犬が家族の一員で、いつまでも思い出の中に残るというのはよくわかります。私は子どもの頃、犬に追いかけられ木に登って難を逃れたトラウマがあるので、他人の犬は噛みつかれるようで怖いのですが、しかし、自分の家の犬は可愛いと思ったし、よく可愛がっていました。
■ウエストランドの井口
知り合いは、愛犬が亡くなって以来、YouTubeで犬の動画を観て心を癒しているそうです。

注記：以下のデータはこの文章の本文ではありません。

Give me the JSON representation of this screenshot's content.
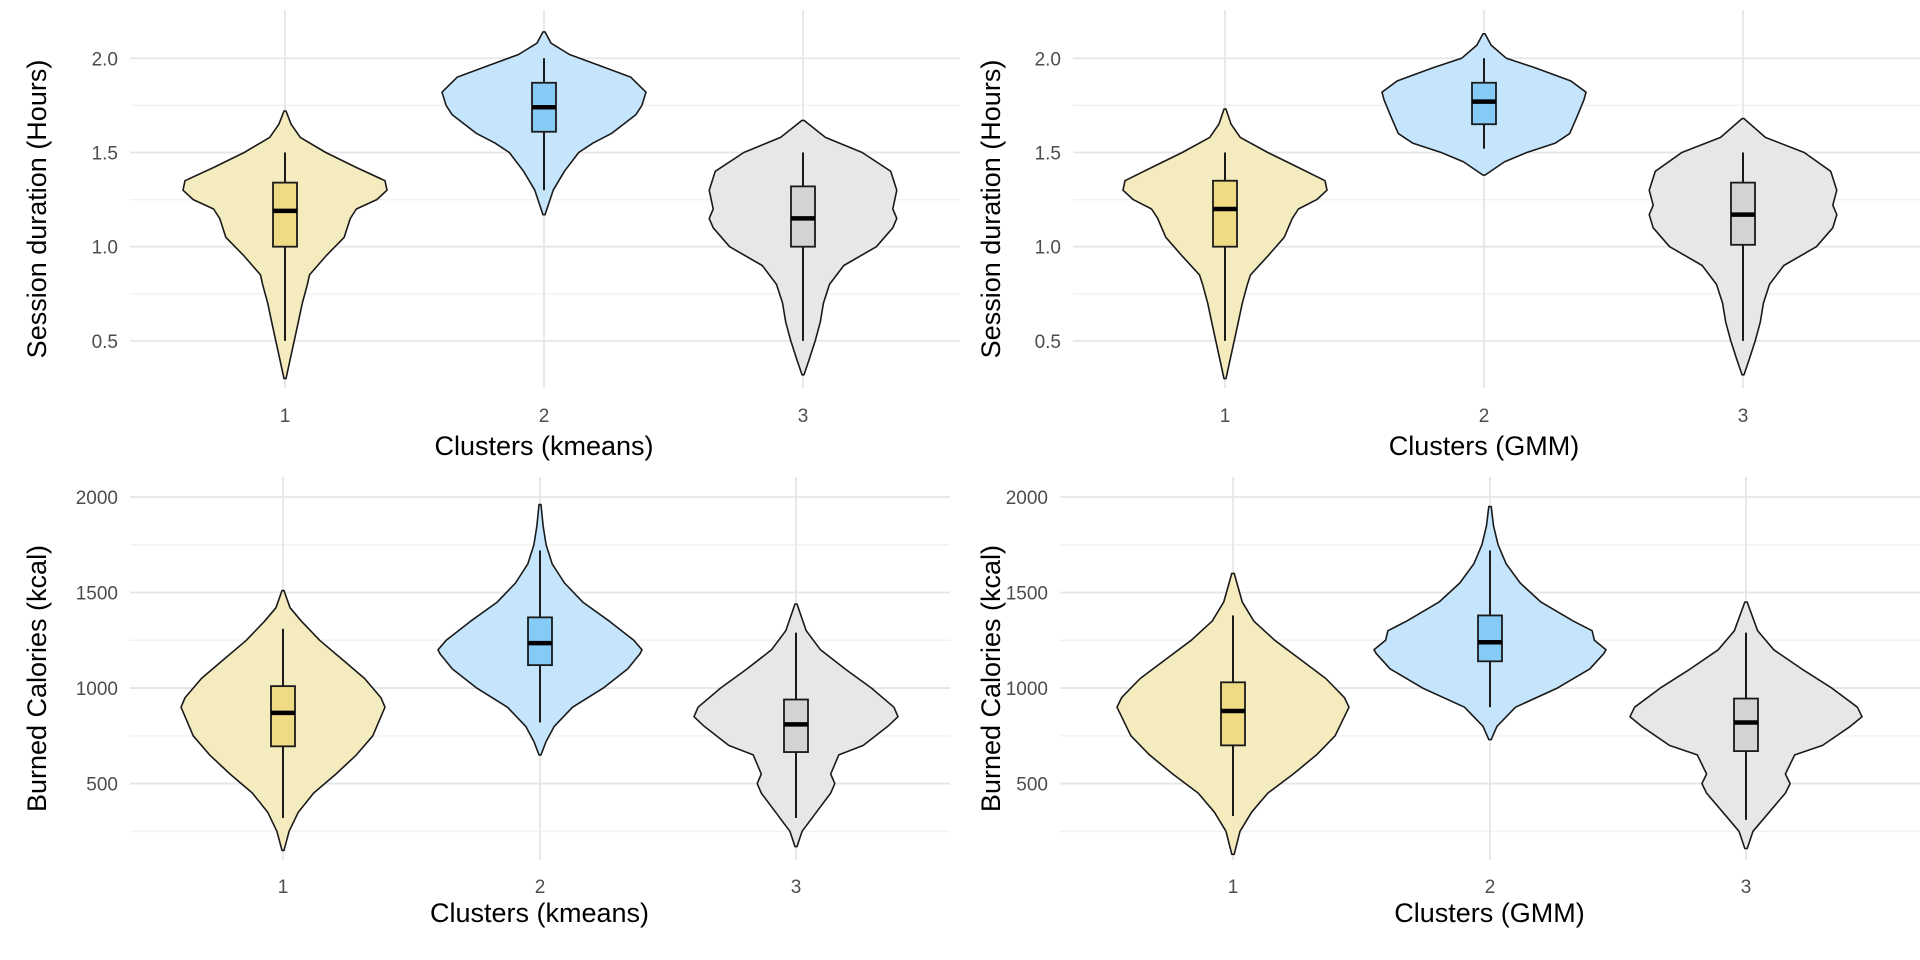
{
  "chart_data": [
    {
      "type": "violin",
      "xlabel": "Clusters (kmeans)",
      "ylabel": "Session duration (Hours)",
      "categories": [
        "1",
        "2",
        "3"
      ],
      "ylim": [
        0.25,
        2.15
      ],
      "yticks": [
        0.5,
        1.0,
        1.5,
        2.0
      ],
      "ytick_labels": [
        "0.5",
        "1.0",
        "1.5",
        "2.0"
      ],
      "grid": true,
      "violins": [
        {
          "min": 0.3,
          "max": 1.72,
          "box": {
            "whisker_low": 0.5,
            "q1": 1.0,
            "median": 1.19,
            "q3": 1.34,
            "whisker_high": 1.5
          },
          "profile": [
            [
              0.3,
              0.01
            ],
            [
              0.4,
              0.05
            ],
            [
              0.5,
              0.09
            ],
            [
              0.6,
              0.13
            ],
            [
              0.7,
              0.17
            ],
            [
              0.8,
              0.22
            ],
            [
              0.85,
              0.24
            ],
            [
              0.95,
              0.4
            ],
            [
              1.05,
              0.58
            ],
            [
              1.15,
              0.64
            ],
            [
              1.2,
              0.7
            ],
            [
              1.25,
              0.9
            ],
            [
              1.3,
              1.0
            ],
            [
              1.35,
              0.98
            ],
            [
              1.42,
              0.7
            ],
            [
              1.5,
              0.4
            ],
            [
              1.58,
              0.15
            ],
            [
              1.65,
              0.06
            ],
            [
              1.72,
              0.01
            ]
          ]
        },
        {
          "min": 1.17,
          "max": 2.14,
          "box": {
            "whisker_low": 1.3,
            "q1": 1.61,
            "median": 1.74,
            "q3": 1.87,
            "whisker_high": 2.0
          },
          "profile": [
            [
              1.17,
              0.01
            ],
            [
              1.3,
              0.09
            ],
            [
              1.4,
              0.2
            ],
            [
              1.5,
              0.34
            ],
            [
              1.55,
              0.48
            ],
            [
              1.6,
              0.66
            ],
            [
              1.7,
              0.9
            ],
            [
              1.75,
              0.96
            ],
            [
              1.82,
              1.0
            ],
            [
              1.9,
              0.85
            ],
            [
              1.96,
              0.55
            ],
            [
              2.02,
              0.25
            ],
            [
              2.08,
              0.07
            ],
            [
              2.14,
              0.01
            ]
          ]
        },
        {
          "min": 0.32,
          "max": 1.67,
          "box": {
            "whisker_low": 0.5,
            "q1": 1.0,
            "median": 1.15,
            "q3": 1.32,
            "whisker_high": 1.5
          },
          "profile": [
            [
              0.32,
              0.01
            ],
            [
              0.4,
              0.06
            ],
            [
              0.5,
              0.12
            ],
            [
              0.6,
              0.17
            ],
            [
              0.7,
              0.2
            ],
            [
              0.8,
              0.26
            ],
            [
              0.9,
              0.4
            ],
            [
              1.0,
              0.72
            ],
            [
              1.1,
              0.88
            ],
            [
              1.15,
              0.92
            ],
            [
              1.2,
              0.88
            ],
            [
              1.3,
              0.92
            ],
            [
              1.4,
              0.86
            ],
            [
              1.5,
              0.58
            ],
            [
              1.58,
              0.22
            ],
            [
              1.67,
              0.01
            ]
          ]
        }
      ]
    },
    {
      "type": "violin",
      "xlabel": "Clusters (GMM)",
      "ylabel": "Session duration (Hours)",
      "categories": [
        "1",
        "2",
        "3"
      ],
      "ylim": [
        0.25,
        2.15
      ],
      "yticks": [
        0.5,
        1.0,
        1.5,
        2.0
      ],
      "ytick_labels": [
        "0.5",
        "1.0",
        "1.5",
        "2.0"
      ],
      "grid": true,
      "violins": [
        {
          "min": 0.3,
          "max": 1.73,
          "box": {
            "whisker_low": 0.5,
            "q1": 1.0,
            "median": 1.2,
            "q3": 1.35,
            "whisker_high": 1.5
          },
          "profile": [
            [
              0.3,
              0.01
            ],
            [
              0.4,
              0.05
            ],
            [
              0.5,
              0.09
            ],
            [
              0.6,
              0.13
            ],
            [
              0.7,
              0.17
            ],
            [
              0.8,
              0.22
            ],
            [
              0.85,
              0.25
            ],
            [
              0.95,
              0.42
            ],
            [
              1.05,
              0.58
            ],
            [
              1.15,
              0.66
            ],
            [
              1.2,
              0.72
            ],
            [
              1.25,
              0.9
            ],
            [
              1.3,
              1.0
            ],
            [
              1.35,
              0.98
            ],
            [
              1.42,
              0.72
            ],
            [
              1.5,
              0.42
            ],
            [
              1.58,
              0.15
            ],
            [
              1.65,
              0.06
            ],
            [
              1.73,
              0.01
            ]
          ]
        },
        {
          "min": 1.38,
          "max": 2.13,
          "box": {
            "whisker_low": 1.52,
            "q1": 1.65,
            "median": 1.77,
            "q3": 1.87,
            "whisker_high": 2.0
          },
          "profile": [
            [
              1.38,
              0.01
            ],
            [
              1.45,
              0.2
            ],
            [
              1.5,
              0.42
            ],
            [
              1.55,
              0.7
            ],
            [
              1.6,
              0.84
            ],
            [
              1.7,
              0.92
            ],
            [
              1.78,
              0.98
            ],
            [
              1.82,
              1.0
            ],
            [
              1.88,
              0.85
            ],
            [
              1.95,
              0.5
            ],
            [
              2.0,
              0.22
            ],
            [
              2.07,
              0.07
            ],
            [
              2.13,
              0.01
            ]
          ]
        },
        {
          "min": 0.32,
          "max": 1.68,
          "box": {
            "whisker_low": 0.5,
            "q1": 1.01,
            "median": 1.17,
            "q3": 1.34,
            "whisker_high": 1.5
          },
          "profile": [
            [
              0.32,
              0.01
            ],
            [
              0.4,
              0.06
            ],
            [
              0.5,
              0.12
            ],
            [
              0.6,
              0.17
            ],
            [
              0.7,
              0.2
            ],
            [
              0.8,
              0.26
            ],
            [
              0.9,
              0.4
            ],
            [
              1.0,
              0.72
            ],
            [
              1.1,
              0.88
            ],
            [
              1.17,
              0.92
            ],
            [
              1.22,
              0.88
            ],
            [
              1.3,
              0.92
            ],
            [
              1.4,
              0.86
            ],
            [
              1.5,
              0.6
            ],
            [
              1.58,
              0.22
            ],
            [
              1.68,
              0.01
            ]
          ]
        }
      ]
    },
    {
      "type": "violin",
      "xlabel": "Clusters (kmeans)",
      "ylabel": "Burned Calories (kcal)",
      "categories": [
        "1",
        "2",
        "3"
      ],
      "ylim": [
        100,
        2000
      ],
      "yticks": [
        500,
        1000,
        1500,
        2000
      ],
      "ytick_labels": [
        "500",
        "1000",
        "1500",
        "2000"
      ],
      "grid": true,
      "violins": [
        {
          "min": 150,
          "max": 1510,
          "box": {
            "whisker_low": 320,
            "q1": 695,
            "median": 870,
            "q3": 1010,
            "whisker_high": 1310
          },
          "profile": [
            [
              150,
              0.01
            ],
            [
              250,
              0.06
            ],
            [
              350,
              0.15
            ],
            [
              450,
              0.3
            ],
            [
              550,
              0.52
            ],
            [
              650,
              0.72
            ],
            [
              750,
              0.88
            ],
            [
              850,
              0.96
            ],
            [
              900,
              1.0
            ],
            [
              950,
              0.96
            ],
            [
              1050,
              0.8
            ],
            [
              1150,
              0.58
            ],
            [
              1250,
              0.36
            ],
            [
              1350,
              0.18
            ],
            [
              1420,
              0.07
            ],
            [
              1510,
              0.01
            ]
          ]
        },
        {
          "min": 650,
          "max": 1960,
          "box": {
            "whisker_low": 820,
            "q1": 1120,
            "median": 1235,
            "q3": 1370,
            "whisker_high": 1720
          },
          "profile": [
            [
              650,
              0.01
            ],
            [
              720,
              0.06
            ],
            [
              800,
              0.14
            ],
            [
              900,
              0.32
            ],
            [
              1000,
              0.62
            ],
            [
              1100,
              0.86
            ],
            [
              1180,
              0.98
            ],
            [
              1200,
              1.0
            ],
            [
              1250,
              0.92
            ],
            [
              1350,
              0.68
            ],
            [
              1450,
              0.42
            ],
            [
              1550,
              0.24
            ],
            [
              1650,
              0.12
            ],
            [
              1750,
              0.06
            ],
            [
              1850,
              0.03
            ],
            [
              1960,
              0.01
            ]
          ]
        },
        {
          "min": 170,
          "max": 1440,
          "box": {
            "whisker_low": 320,
            "q1": 665,
            "median": 810,
            "q3": 940,
            "whisker_high": 1290
          },
          "profile": [
            [
              170,
              0.01
            ],
            [
              250,
              0.06
            ],
            [
              350,
              0.2
            ],
            [
              450,
              0.34
            ],
            [
              500,
              0.38
            ],
            [
              550,
              0.34
            ],
            [
              650,
              0.42
            ],
            [
              700,
              0.66
            ],
            [
              800,
              0.9
            ],
            [
              850,
              1.0
            ],
            [
              900,
              0.96
            ],
            [
              1000,
              0.74
            ],
            [
              1100,
              0.48
            ],
            [
              1200,
              0.24
            ],
            [
              1300,
              0.1
            ],
            [
              1440,
              0.01
            ]
          ]
        }
      ]
    },
    {
      "type": "violin",
      "xlabel": "Clusters (GMM)",
      "ylabel": "Burned Calories (kcal)",
      "categories": [
        "1",
        "2",
        "3"
      ],
      "ylim": [
        100,
        2000
      ],
      "yticks": [
        500,
        1000,
        1500,
        2000
      ],
      "ytick_labels": [
        "500",
        "1000",
        "1500",
        "2000"
      ],
      "grid": true,
      "violins": [
        {
          "min": 130,
          "max": 1600,
          "box": {
            "whisker_low": 330,
            "q1": 700,
            "median": 880,
            "q3": 1030,
            "whisker_high": 1380
          },
          "profile": [
            [
              130,
              0.01
            ],
            [
              250,
              0.06
            ],
            [
              350,
              0.16
            ],
            [
              450,
              0.3
            ],
            [
              550,
              0.52
            ],
            [
              650,
              0.72
            ],
            [
              750,
              0.88
            ],
            [
              850,
              0.96
            ],
            [
              900,
              1.0
            ],
            [
              950,
              0.96
            ],
            [
              1050,
              0.8
            ],
            [
              1150,
              0.58
            ],
            [
              1250,
              0.36
            ],
            [
              1350,
              0.18
            ],
            [
              1450,
              0.08
            ],
            [
              1600,
              0.01
            ]
          ]
        },
        {
          "min": 730,
          "max": 1950,
          "box": {
            "whisker_low": 900,
            "q1": 1140,
            "median": 1240,
            "q3": 1380,
            "whisker_high": 1720
          },
          "profile": [
            [
              730,
              0.01
            ],
            [
              800,
              0.06
            ],
            [
              900,
              0.22
            ],
            [
              1000,
              0.58
            ],
            [
              1100,
              0.86
            ],
            [
              1180,
              0.98
            ],
            [
              1200,
              1.0
            ],
            [
              1250,
              0.9
            ],
            [
              1300,
              0.88
            ],
            [
              1350,
              0.72
            ],
            [
              1450,
              0.44
            ],
            [
              1550,
              0.26
            ],
            [
              1650,
              0.14
            ],
            [
              1750,
              0.07
            ],
            [
              1850,
              0.03
            ],
            [
              1950,
              0.01
            ]
          ]
        },
        {
          "min": 160,
          "max": 1450,
          "box": {
            "whisker_low": 310,
            "q1": 670,
            "median": 820,
            "q3": 945,
            "whisker_high": 1290
          },
          "profile": [
            [
              160,
              0.01
            ],
            [
              250,
              0.06
            ],
            [
              350,
              0.2
            ],
            [
              450,
              0.34
            ],
            [
              500,
              0.38
            ],
            [
              550,
              0.34
            ],
            [
              650,
              0.42
            ],
            [
              700,
              0.66
            ],
            [
              800,
              0.9
            ],
            [
              850,
              1.0
            ],
            [
              900,
              0.96
            ],
            [
              1000,
              0.74
            ],
            [
              1100,
              0.48
            ],
            [
              1200,
              0.24
            ],
            [
              1300,
              0.1
            ],
            [
              1450,
              0.01
            ]
          ]
        }
      ]
    }
  ],
  "colors": {
    "violin_fills": [
      "#f4ebbe",
      "#c4e5fb",
      "#e7e7e7"
    ],
    "box_fills": [
      "#efdb84",
      "#86cbf6",
      "#d3d3d3"
    ],
    "outline": "#1a1a1a",
    "grid_major": "#e6e6e6",
    "grid_minor": "#f2f2f2"
  }
}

と、私は、YouTubeと聞いて、まるで心の糸が切れたように、突然、ウエストランドの井口みたいな口調で、まくし立てはじめたのでした。
「あんなのはヤラセみたいなもんだろ」と私。
「エエッ、そんなことはないよ」
「だってよ、猫を拾って来て『こんなに変わった』『今や家族の一員』『いつまでも一緒』なんてタイトルでYouTubeに上げると、すぐ百万回再生するんだぜ。コメント欄も『ありがとうございます』『ネコちゃんも好い人に巡り会えて幸せですね』なんてコメントで溢れる。こんな美味しいコンテンツはないだろ」
「そんな‥‥」
「登山系ユーチューバーなんか見て見ろよ。あんなにお金をかけて、スキルもないのに無理して山に登っても、よくて数万しか行かない。ほとんどは数千、数百のクラスだ。それが猫を拾ってくれば百万も夢じゃない」
「たしかに猫を保護したという動画がやたら多いけど‥‥」
「猫だけじゃない保護犬の動画も多い」
「今やYouTubeは趣味じゃない。Googleから広告料の配当を得るためにやっている。お金のためだよ」
「‥‥」
「素人は盗品やニセモノをメルカリで平気で売る。お金のためなら何でもするのが素人だ」
「炎上系は論外としても、たとえば、外国人が日本の食べ物や景色に感動した、『恋した』『涙した』という一連の動画がある。あれもテレビの『ニッポン行きたい人応援団』のような『ニッポン、凄い!』の延長上にあるもので、単細胞な日本人を相手にするのにこれほど手っ取り早く美味しいコンテンツはない。したたかな外国人にいいように利用されているだけだよ。犬・猫もそれと似たようなもんだろ」
そこまで話したら、「忙しいから」と電話を切られてしまいました。